"My discovery that black holes emit radiation raised serious problems of consistency with the rest of physics. I have now resolved these problems, but the answer turned out to be not what I expected."
- Stephen Hawking
Identify and Develop
Being a researcher means that sometimes you have to be nimble. In the next two steps, you may find yourself going back and forth: doing background research while you are developing your topic.
In a freshman course, the topics are often chosen for you; in many cases, there’s wiggle room for you to operate within a predetermined topic, like the content of your course. It’s best to find out from your professor to what extent you can work within a topic. When instructors give you topics to research, they will either give you a prompt, ask a question, or give you a list of topics from which you can make a choice. In all cases, you will need to go on a journey of discovery and search for information that will help you answer the question.
In some cases, your instructor may give you “free reign” within the framework of a course to do your own research. This can be an overwhelming feeling; after all, our world is complex and there’s so much out there for us to learn. Again, talk with your instructor or seek out a reference librarian. You may have to create your own topic and question for research.
What’s critical in each scenario is that you possess curiosity to learn more about the ideas in the course, how the ideas you are learning apply to your major, and finally, what the larger scholarly community has to say about your topic and question.
What Interests You?
Before you have this conversation with your professor, it's best to go to them with an idea first. Here are some strategies you can use to begin thinking about your topic.

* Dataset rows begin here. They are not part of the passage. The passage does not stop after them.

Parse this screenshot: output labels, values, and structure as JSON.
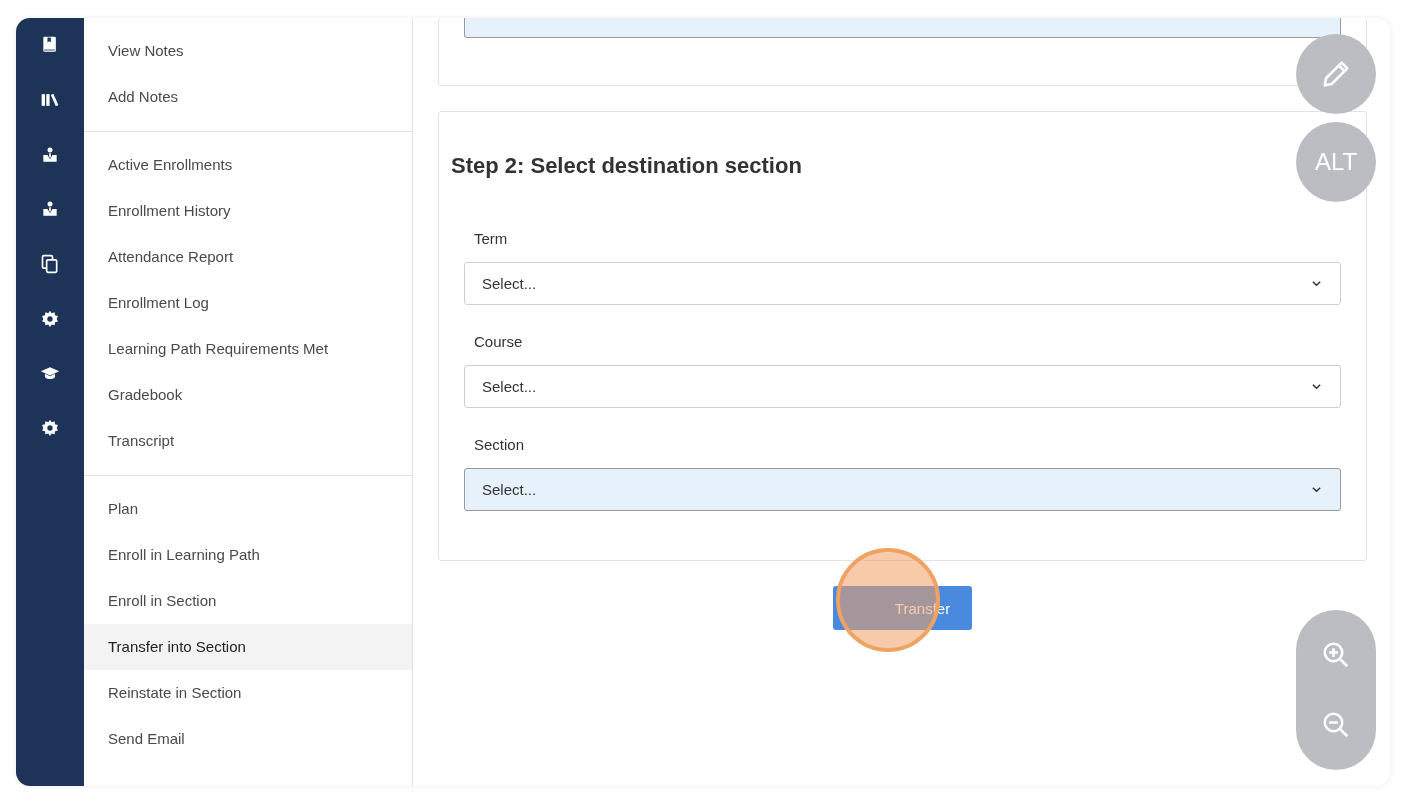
{
  "rail_icons": [
    {
      "kind": "book"
    },
    {
      "kind": "library"
    },
    {
      "kind": "person"
    },
    {
      "kind": "person"
    },
    {
      "kind": "copy"
    },
    {
      "kind": "gear"
    },
    {
      "kind": "cap"
    },
    {
      "kind": "gear"
    }
  ],
  "menu": {
    "groups": [
      {
        "items": [
          {
            "label": "View Notes",
            "selected": false
          },
          {
            "label": "Add Notes",
            "selected": false
          }
        ]
      },
      {
        "items": [
          {
            "label": "Active Enrollments",
            "selected": false
          },
          {
            "label": "Enrollment History",
            "selected": false
          },
          {
            "label": "Attendance Report",
            "selected": false
          },
          {
            "label": "Enrollment Log",
            "selected": false
          },
          {
            "label": "Learning Path Requirements Met",
            "selected": false
          },
          {
            "label": "Gradebook",
            "selected": false
          },
          {
            "label": "Transcript",
            "selected": false
          }
        ]
      },
      {
        "items": [
          {
            "label": "Plan",
            "selected": false
          },
          {
            "label": "Enroll in Learning Path",
            "selected": false
          },
          {
            "label": "Enroll in Section",
            "selected": false
          },
          {
            "label": "Transfer into Section",
            "selected": true
          },
          {
            "label": "Reinstate in Section",
            "selected": false
          },
          {
            "label": "Send Email",
            "selected": false
          }
        ]
      }
    ]
  },
  "step2": {
    "title": "Step 2: Select destination section",
    "fields": [
      {
        "label": "Term",
        "value": "Select...",
        "focused": false
      },
      {
        "label": "Course",
        "value": "Select...",
        "focused": false
      },
      {
        "label": "Section",
        "value": "Select...",
        "focused": true
      }
    ]
  },
  "transfer_button": {
    "label": "Transfer"
  },
  "floating": {
    "alt_label": "ALT"
  }
}
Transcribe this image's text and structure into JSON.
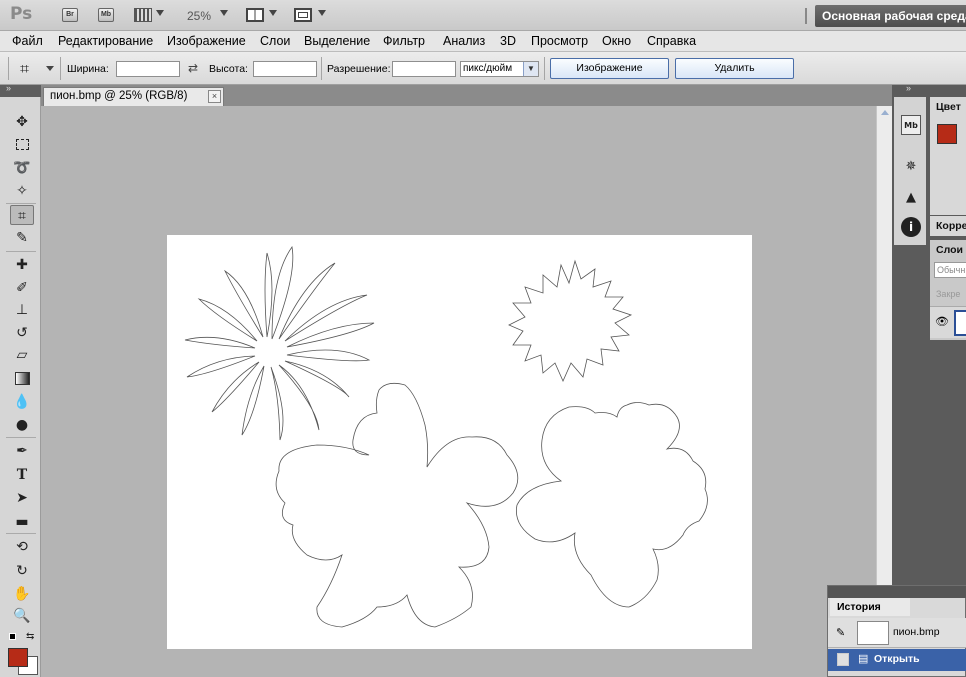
{
  "app": {
    "logo": "Ps",
    "appbar_buttons": [
      {
        "icon": "bridge-icon",
        "label": "Br"
      },
      {
        "icon": "minibridge-icon",
        "label": "Mb"
      }
    ],
    "zoom_display": "25%",
    "workspace": "Основная рабочая среда"
  },
  "menu": [
    "Файл",
    "Редактирование",
    "Изображение",
    "Слои",
    "Выделение",
    "Фильтр",
    "Анализ",
    "3D",
    "Просмотр",
    "Окно",
    "Справка"
  ],
  "options": {
    "width_label": "Ширина:",
    "height_label": "Высота:",
    "resolution_label": "Разрешение:",
    "units_value": "пикс/дюйм",
    "image_button": "Изображение",
    "delete_button": "Удалить"
  },
  "tools": [
    "move-tool",
    "marquee-tool",
    "lasso-tool",
    "quick-selection-tool",
    "crop-tool",
    "eyedropper-tool",
    "healing-brush-tool",
    "brush-tool",
    "clone-stamp-tool",
    "history-brush-tool",
    "eraser-tool",
    "gradient-tool",
    "blur-tool",
    "dodge-tool",
    "pen-tool",
    "type-tool",
    "path-selection-tool",
    "rectangle-tool",
    "3d-rotate-tool",
    "3d-orbit-tool",
    "hand-tool",
    "zoom-tool"
  ],
  "document": {
    "tab_title": "пион.bmp @ 25% (RGB/8)"
  },
  "colors": {
    "foreground": "#b62b17",
    "background": "#ffffff",
    "selection": "#3a62a8"
  },
  "panels": {
    "color_tab": "Цвет",
    "corrections_tab": "Корре",
    "layers_tab": "Слои",
    "blend_mode": "Обычн",
    "lock_label": "Закре"
  },
  "history": {
    "tab": "История",
    "snapshot_label": "пион.bmp",
    "state_label": "Открыть"
  }
}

- Use your textbook to look for broad ideas or themes.
- Converse with classmates in the course.
- Read the newspaper and professional magazines for ideas that are interesting, current, intellectual, inclusive, and interdisciplinary.
- Look for controversial issues in news media; this doesn’t mean you need to become polemic yourself. You will be looking for evidence to help you bring levity to an issue or topic.
- Go to the PPCC Learning Commons or Library, and talk with a reference librarian, who can also facilitate a conversation about what, within the field of study, interests you to explore and learn more about a topic. You can also ask questions to PPCC librarians online here!
- Always remember that you can consult with your instructor.
- This drives a key point: a willingness to have conversations about the course material and topics will help you ultimately decide upon a topic.
Examples of Good Topics:
- The economic causes of the Civil War
- The benefits and hindrances of mining He3 on the Moon
Once you have a topic, run it by your professor or the reference librarian; they will help you refine it!
What makes a good research topic?
The perfect topic doesn’t just fall out of the sky. Getting started is one of the hardest parts. In this video you will learn: What makes a good research topic, how to conduct background research and how to develop a specific and relevant research topic.
A video about starting research and developing your topic into something that will be interesting and manageable.
Using a subject encyclopedia and/or reference can help you to identify topics. You will find them in the reference section; universities often have large reference sections. Libraries in recent years have shifted their resources to obtaining more online references. These are also great sources. At PPCC, we have CREDO (in Latin, this literally translates to "I believe"). CREDO is a database that hosts online references; these references possess common knowledge or the consensus of a given field. Therefore, the information tends to be more factual.
References and subject encyclopedias can teach you the common knowledge of a topic or field of study, giving you a stronger foundation and allowing you to flush out your topic, thus empowering you to ask a stronger question.
"The heart and soul of good writing is research; you should write not what you know but what you can find out about."